Primaire culturen van

Abstract

Het zenuwstelsel van de mariene weekdier Aplysia californica is relatief eenvoudig, bestaande uit ongeveer 20.000 neuronen. De neuronen zijn groot (tot 1 mm in diameter) en identificeerbaar, met verschillende maten, vormen, posities en pigmentaties, en de cellichamen worden extern blootgesteld in vijf gepaarde ganglia verspreid door het hele lichaam van het dier. Deze eigenschappen hebben toegestaan ​​onderzoekers om de circuits onderliggende specifieke gedragingen in het dier ^een af te bakenen. De monosynaptic verbinding tussen sensorische en motorische neuronen is een centraal onderdeel van de kieuw-terugtrekking reflex in het dier, een eenvoudige defensieve reflex, waarin het dier zijn kieuw terugtrekt in reactie op tactiele stimulatie van de sifon. Deze reflex ondergaat vormen van non-associatief en associatief leren, met inbegrip van sensibilisering, habituatie en klassieke conditionering. Van bijzonder voordeel voor de studie van de synaptische plasticiteit, kan de sensomotorische synaps worden gereconstitueerd in cultuur, waar de goed gekarakteriseerde stimuli ontlokken vormen van plasticiteit die direct samenhangt met het gedrag van het dier ^2,3 te hebben. In het bijzonder, de toepassing van serotonine produceert een synaptische versterking die, afhankelijk van de toepassing protocol, duurt minuten (op korte termijn faciliteren), uren (tussen-termijn facilitatie) of dag (op lange termijn faciliteren). In tegenstelling tot de toepassing van de peptide zender FMRFamide produceert een synaptische verzwakking of depressie die, afhankelijk van de toepassing protocol, kan duren van minuut tot dag (op lange termijn depressie). De grote omvang van de neuronen kunnen voor herhaalde scherpe elektrode opname van synaptische kracht over periodes van dagen, samen met micro-injectie van expressievectoren, siRNA's en andere verbindingen voor specifieke signaleringscascades en moleculen richten en daarmee de moleculaire en celbiologische stappen die de veranderingen ten grondslag liggen in synaptische werkzaamheid.

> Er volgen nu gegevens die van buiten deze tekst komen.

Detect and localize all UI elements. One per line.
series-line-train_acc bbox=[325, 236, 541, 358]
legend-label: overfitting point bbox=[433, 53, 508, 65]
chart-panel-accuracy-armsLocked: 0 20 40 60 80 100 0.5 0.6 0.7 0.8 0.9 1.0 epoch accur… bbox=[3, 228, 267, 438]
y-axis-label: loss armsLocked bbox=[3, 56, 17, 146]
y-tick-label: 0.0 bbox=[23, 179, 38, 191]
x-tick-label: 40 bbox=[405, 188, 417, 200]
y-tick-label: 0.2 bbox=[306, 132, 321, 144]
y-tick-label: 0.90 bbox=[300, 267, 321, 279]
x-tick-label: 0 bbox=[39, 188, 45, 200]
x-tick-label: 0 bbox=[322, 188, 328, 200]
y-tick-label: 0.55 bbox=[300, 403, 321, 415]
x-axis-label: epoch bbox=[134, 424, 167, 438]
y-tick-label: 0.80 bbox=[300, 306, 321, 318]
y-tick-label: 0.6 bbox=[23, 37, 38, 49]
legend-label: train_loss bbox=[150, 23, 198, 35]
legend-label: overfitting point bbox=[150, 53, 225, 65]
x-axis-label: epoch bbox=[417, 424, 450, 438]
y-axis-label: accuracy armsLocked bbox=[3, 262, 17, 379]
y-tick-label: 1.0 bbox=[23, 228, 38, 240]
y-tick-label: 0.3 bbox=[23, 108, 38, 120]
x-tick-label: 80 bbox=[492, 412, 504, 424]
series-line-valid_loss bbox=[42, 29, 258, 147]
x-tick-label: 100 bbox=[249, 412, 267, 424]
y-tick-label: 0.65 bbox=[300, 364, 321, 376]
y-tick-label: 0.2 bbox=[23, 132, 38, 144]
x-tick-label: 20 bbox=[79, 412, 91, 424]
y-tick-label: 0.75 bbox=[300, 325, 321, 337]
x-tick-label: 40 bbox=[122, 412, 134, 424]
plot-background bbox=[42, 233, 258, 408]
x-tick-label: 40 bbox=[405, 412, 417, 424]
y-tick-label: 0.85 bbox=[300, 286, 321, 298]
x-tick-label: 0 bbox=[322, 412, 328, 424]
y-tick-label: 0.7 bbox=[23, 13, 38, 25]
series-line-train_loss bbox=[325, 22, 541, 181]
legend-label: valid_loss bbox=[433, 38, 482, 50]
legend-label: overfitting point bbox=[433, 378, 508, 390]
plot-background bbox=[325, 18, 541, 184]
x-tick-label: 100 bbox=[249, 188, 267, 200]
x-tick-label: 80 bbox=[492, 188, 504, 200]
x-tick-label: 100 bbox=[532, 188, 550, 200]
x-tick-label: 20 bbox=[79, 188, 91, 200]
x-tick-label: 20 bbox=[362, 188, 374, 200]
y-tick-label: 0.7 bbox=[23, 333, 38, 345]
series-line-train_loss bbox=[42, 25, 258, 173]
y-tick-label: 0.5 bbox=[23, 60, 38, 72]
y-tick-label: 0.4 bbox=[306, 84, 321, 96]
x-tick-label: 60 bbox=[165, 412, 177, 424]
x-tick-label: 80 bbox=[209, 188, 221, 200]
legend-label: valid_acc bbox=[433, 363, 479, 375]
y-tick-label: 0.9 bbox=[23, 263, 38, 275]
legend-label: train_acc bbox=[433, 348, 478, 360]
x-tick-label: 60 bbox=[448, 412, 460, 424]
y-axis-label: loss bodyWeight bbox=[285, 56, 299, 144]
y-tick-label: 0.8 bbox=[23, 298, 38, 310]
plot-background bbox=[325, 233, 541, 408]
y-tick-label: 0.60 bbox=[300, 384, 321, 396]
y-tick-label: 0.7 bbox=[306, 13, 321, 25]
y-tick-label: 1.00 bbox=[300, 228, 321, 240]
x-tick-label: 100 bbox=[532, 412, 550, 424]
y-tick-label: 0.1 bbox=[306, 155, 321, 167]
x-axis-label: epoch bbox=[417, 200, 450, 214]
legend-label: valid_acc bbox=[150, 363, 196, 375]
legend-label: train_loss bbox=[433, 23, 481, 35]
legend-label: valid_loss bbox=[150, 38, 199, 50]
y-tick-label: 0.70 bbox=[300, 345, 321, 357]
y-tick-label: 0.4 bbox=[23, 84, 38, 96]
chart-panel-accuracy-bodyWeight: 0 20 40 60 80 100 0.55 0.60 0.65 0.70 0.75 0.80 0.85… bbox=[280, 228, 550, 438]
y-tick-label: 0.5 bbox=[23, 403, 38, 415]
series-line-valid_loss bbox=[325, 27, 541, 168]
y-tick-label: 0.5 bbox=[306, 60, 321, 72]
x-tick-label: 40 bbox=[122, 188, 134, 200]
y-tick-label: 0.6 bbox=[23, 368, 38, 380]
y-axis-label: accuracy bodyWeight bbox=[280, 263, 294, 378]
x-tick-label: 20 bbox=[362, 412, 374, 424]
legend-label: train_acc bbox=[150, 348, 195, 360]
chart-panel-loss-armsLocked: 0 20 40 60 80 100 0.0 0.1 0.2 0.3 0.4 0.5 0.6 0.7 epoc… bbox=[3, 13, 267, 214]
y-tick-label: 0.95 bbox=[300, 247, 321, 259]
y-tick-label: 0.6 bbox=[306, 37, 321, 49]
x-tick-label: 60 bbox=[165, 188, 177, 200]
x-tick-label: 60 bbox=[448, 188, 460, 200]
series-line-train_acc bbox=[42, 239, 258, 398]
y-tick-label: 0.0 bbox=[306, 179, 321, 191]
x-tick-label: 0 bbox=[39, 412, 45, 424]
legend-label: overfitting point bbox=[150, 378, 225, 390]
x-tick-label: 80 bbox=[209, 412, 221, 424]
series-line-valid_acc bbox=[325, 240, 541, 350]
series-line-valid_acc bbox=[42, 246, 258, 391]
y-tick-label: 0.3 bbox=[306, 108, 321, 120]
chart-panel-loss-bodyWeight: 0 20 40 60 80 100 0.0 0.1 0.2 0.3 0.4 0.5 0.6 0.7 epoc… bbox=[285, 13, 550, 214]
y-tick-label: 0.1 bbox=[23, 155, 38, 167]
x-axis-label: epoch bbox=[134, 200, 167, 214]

Een bijkomend voordeel van de Aplysia cultuur systeem komt uit het feit dat de neuronen synaps-specificiteit te tonen in de cultuur ^4,5. Dus, doe sensorische neuronen vormen geen synapsen met zichzelf (autapses) of met andere sensorische neuronen, noch hebben ze synapsen vormen met non-target-geïdentificeerde motorische neuronen in cultuur. De varicosities, sites van synaptische contact tussen de zintuiglijke en motorische neuronen, zijn groot genoeg (2-7 micron in diameter), zodat synapsvorming (evenals veranderingen in de synaptische morfologie), met een doelgroep van motorische neuronen te bestuderen in het licht microscopisch niveau.

In deze video laten we zien elke stap van de voorbereiding sensomotorische neuron culturen, waaronder verlamming volwassen en jeugdige Aplysia, ontleden hun ganglia, protease vertering van het ganglia, de verwijdering van het bindweefsel door microdissectie, de identificatie van zowel de sensorische en motorische neuronen en verwijdering van elk celtype door microdissectie, aan beplating van de motor neuron, toevoeging van de sensorische neuron en manipulatie van de zintuiglijke neurieten formulier contact met de beschaafde motor neuron.

Protocol

De voorbereiding (zie hoofdstuk oplossingen aan het einde van het protocol voor de samenstelling van de oplossingen)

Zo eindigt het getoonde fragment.